The issues at hand: ISMIE and PIAA felt the proposed rule would have forced insurers to make determinations of fault against every physician who provided care to the plaintiff patient. This would be true even if the physician in question was not insured by the reporting carrier. Also, the proposed change would have required insurers to conduct investigations and reach conclusions that are currently considered beyond their scope.

Action steps: As a result, ISMIE and PIAA sought assistance from members of Congress, and ISMIE found a strong ally in U.S. Rep. John Porter (R-Illinois).

Rep. Porter is the chairman of the Labor, Health and Human Services and Educational Subcommittee on Appropriations, which funds DHHS. He wrote to DHHS Secretary Donna Shalala and stated that DHHS should not implement the rule because it "reflects no effort to gather evidence on the scope of the so-called ‘corporate shield’ problem that it intends to address."

In addition, Rep.
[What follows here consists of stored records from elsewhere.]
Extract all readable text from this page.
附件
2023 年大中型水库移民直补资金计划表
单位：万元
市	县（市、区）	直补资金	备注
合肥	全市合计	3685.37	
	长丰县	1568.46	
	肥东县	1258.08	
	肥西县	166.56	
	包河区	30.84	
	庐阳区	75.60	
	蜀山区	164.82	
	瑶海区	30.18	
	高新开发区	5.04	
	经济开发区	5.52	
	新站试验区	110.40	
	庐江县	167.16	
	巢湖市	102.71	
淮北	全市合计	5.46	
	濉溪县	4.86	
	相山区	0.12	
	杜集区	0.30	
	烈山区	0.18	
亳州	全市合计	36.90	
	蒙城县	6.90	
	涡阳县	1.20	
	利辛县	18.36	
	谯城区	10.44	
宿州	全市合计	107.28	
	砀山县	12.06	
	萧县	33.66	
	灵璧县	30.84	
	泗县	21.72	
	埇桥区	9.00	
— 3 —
Porter wrote that the proposed rule "skirts the question of whether these changes are authorized" by the law, because the Health Care Quality Improvement Act of 1986 stipulates that malpractice carriers and health care entities provide the NPDB only with the name of any physician for whose benefit a payment was made.

VICTORY! HRSA Administrator Claude Fox, M.D., has announced that the rule has been withdrawn. This is a clear triumph for the PIAA and ISMIE. We will continue to watch for further developments in this area, with the help of Rep. Porter, as one of the many issues that ISMIE monitors on behalf of its policyholders.